I am writing in support of Democrat Geoffrey Gratwick in this November’s election. Maine needs more middle-of-the-road members in the state Legislature. Gratwick genuinely cares about the citizens in his district of Bangor and Hermon, regardless of their party affiliation.
He tries to benefit all citizens by listening and incorporating ideas into public policy. He makes every attempt to work with other legislators to create fair and progressive policy for all Maine citizens, not just a privileged few. The future of our state depends on the election of Democratic candidates with these unique qualities this fall.
E. Jeff Barnes
On July 1 the residents of Clifton will be voting to modify their wind power ordinance, reportedly to accommodate the Pisgah Mountain project.
The changes proposed by the planning board will weaken or reduce the minimal protections provided by the current ordinance.
Industrial wind turbines are the largest machines on our planet and can be destructive to both wildlife and humans if not sited properly. Their impacts can be felt across miles, not feet. For example, folks with camps on Davis and Holbrook Ponds in Eddington and Holden may experience visual, sound and nighttime lighting impacts from these turbines.
Setbacks are a very important element to any ordinance, and their purpose is to protect owners on both sides of a property line. For most categories of developments, standard ordinances provide clear-cut guidelines for property-line setbacks that are easy to understand and to comply with.

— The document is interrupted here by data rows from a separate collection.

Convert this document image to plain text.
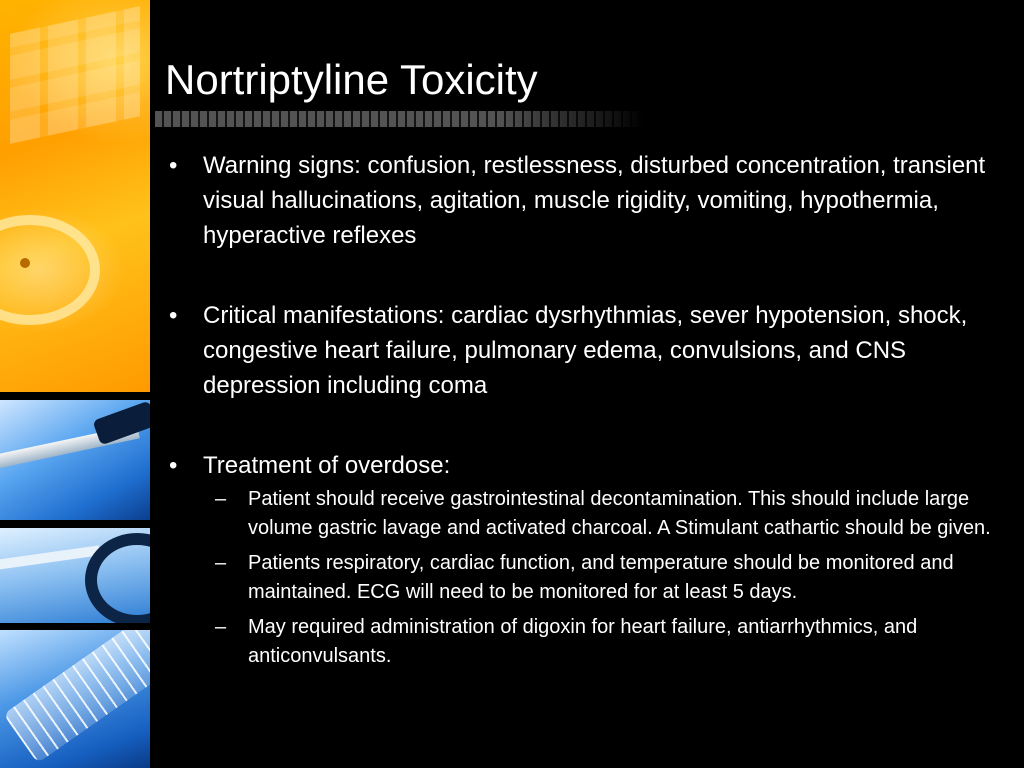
Nortriptyline Toxicity
• Warning signs: confusion, restlessness, disturbed concentration, transient visual hallucinations, agitation, muscle rigidity, vomiting, hypothermia, hyperactive reflexes
• Critical manifestations: cardiac dysrhythmias, sever hypotension, shock, congestive heart failure, pulmonary edema, convulsions, and CNS depression including coma
• Treatment of overdose:
– Patient should receive gastrointestinal decontamination. This should include large volume gastric lavage and activated charcoal. A Stimulant cathartic should be given.
– Patients respiratory, cardiac function, and temperature should be monitored and maintained. ECG will need to be monitored for at least 5 days.
– May required administration of digoxin for heart failure, antiarrhythmics, and anticonvulsants.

However, because wind turbines are so tall, and their 50-ton motors are so powerful, they do not recognize property rights or boundaries.

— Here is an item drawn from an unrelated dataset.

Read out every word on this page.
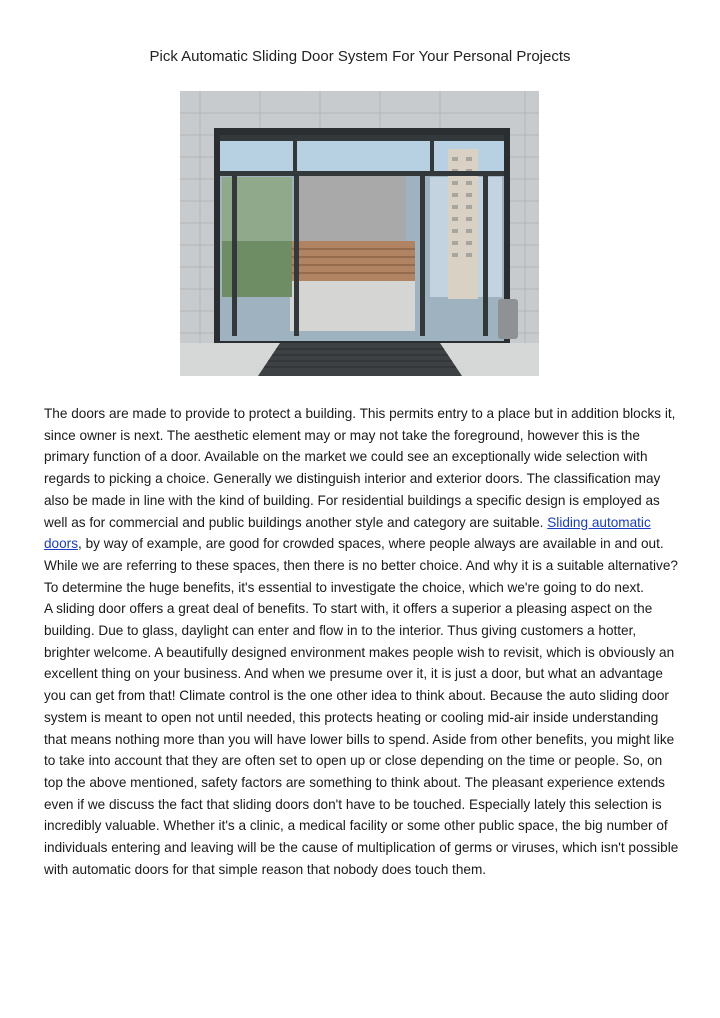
Pick Automatic Sliding Door System For Your Personal Projects

The doors are made to provide to protect a building. This permits entry to a place but in addition blocks it, since owner is next. The aesthetic element may or may not take the foreground, however this is the primary function of a door. Available on the market we could see an exceptionally wide selection with regards to picking a choice. Generally we distinguish interior and exterior doors. The classification may also be made in line with the kind of building. For residential buildings a specific design is employed as well as for commercial and public buildings another style and category are suitable. Sliding automatic doors, by way of example, are good for crowded spaces, where people always are available in and out. While we are referring to these spaces, then there is no better choice. And why it is a suitable alternative? To determine the huge benefits, it's essential to investigate the choice, which we're going to do next.

A sliding door offers a great deal of benefits. To start with, it offers a superior a pleasing aspect on the building. Due to glass, daylight can enter and flow in to the interior. Thus giving customers a hotter, brighter welcome. A beautifully designed environment makes people wish to revisit, which is obviously an excellent thing on your business. And when we presume over it, it is just a door, but what an advantage you can get from that! Climate control is the one other idea to think about. Because the auto sliding door system is meant to open not until needed, this protects heating or cooling mid-air inside understanding that means nothing more than you will have lower bills to spend. Aside from other benefits, you might like to take into account that they are often set to open up or close depending on the time or people. So, on top the above mentioned, safety factors are something to think about. The pleasant experience extends even if we discuss the fact that sliding doors don't have to be touched. Especially lately this selection is incredibly valuable. Whether it's a clinic, a medical facility or some other public space, the big number of individuals entering and leaving will be the cause of multiplication of germs or viruses, which isn't possible with automatic doors for that simple reason that nobody does touch them.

I urge voters not to approve these amendments on July 1, but rather to take time to really look at what the impact will be on themselves and their neighbors. There are other hills and mountains in Clifton, and a weak ordinance may quickly attract more wind developments. The accumulative impacts of wind turbine sprawl will not only change the rural character of Clifton but also its neighboring communities
Recognition is in order for Brewer High School. The Maine Department of Education recently released its report cards for Maine schools, and Brewer received a solid B.
At a time when national news seems focused on everything that is wrong or needs to be fixed with the American education system, it is reassuring to know that our local school is making the grade.
As a lifelong Brewer resident and past member of the Brewer School Committee, it gives me satisfaction knowing that our students are performing well by our state’s standards.
I am confident that our school administrators and teachers will continue to maintain and exceed these high standards, always striving for that A+.
Brewer schools have been and will continue to be a great place to learn, achieve and to become prepared for what lies ahead. Well done.
Joseph L. Ferris
Brewer city councilor
I have long been an unabashed fan of Andrew Wyeth and a fan of several works by family members.
I read with dismay the article by Philip Kennicott about the National Gallery exhibit, in Washington, D.C., of Wyeth’s “window” paintings, and his interpretations. I found a thread of “haughty art critic” in his words. As he pointed out, there have been Wyeth haters over the years.
Art critics and otherwise have reviled Wyeth for not fitting into a “round hole.”
Wyeth’s home in Chadd’s Ford was the genesis for some of his images that were dear to his heart. He chose to lie in rest here.
His paintings of Maine, specifically, have brought comfort and peace to many of us Mainers who, for whatever reason, lived away. I have several prints and have often stopped to gaze out those “windows” and felt the Maine breeze on my face.
Surely, that talent should be respected by art critics.
Sharon E. Webber
Waste of money
Please tell me that these expectant mothers who are having their bellies painted cannot find anything better to spend their money on. Honestly!
Alberta Farthing Owens
There has been a lot in the media lately about phthalates, a group of chemicals used in soft plastics and vinyl and in many shampoos and other personal care products, especially scented ones. Even though studies show that these chemicals endanger users’ health, manufacturers are not currently required to disclose which products contain them.
I wonder, are there phthalates in the plastic bags in which I freeze my blueberries and other foods? Are they in my granddaughter’s cute plastic raincoat, slowly killing her? I grew up on a small farm in western Maine with healthy food and have managed to live quite a few decades by continuing to be careful about my food, clothing, etc., but I can’t be careful if I have no way of knowing which products contain dangerous chemicals.
More than 2,000 Maine citizens recently petitioned the Maine Department of Environmental Protection to gather information on which products contain phthalates. I urge that department to respond to the petitioners. We have a right to know which products contain toxic chemicals.
Not a national park
In the past, Mainers have stood together to keep control of large areas local. Baxter and the Allagash are good examples of where we sought to be responsible for our lands ourselves.
We now are faced with the possibility of having some of our forest lands put under federal control.
I have been to federally run parks. They are understaffed and under-repaired. Interactive displays are in disrepair, and facilities often need paint and normal upkeep.
I think Maine lands need to be controlled by Mainers. We have a wonderful example in Baxter State Park.
If it turns out we cannot do the job as it should be done, perhaps the present owners can be responsible park owners themselves.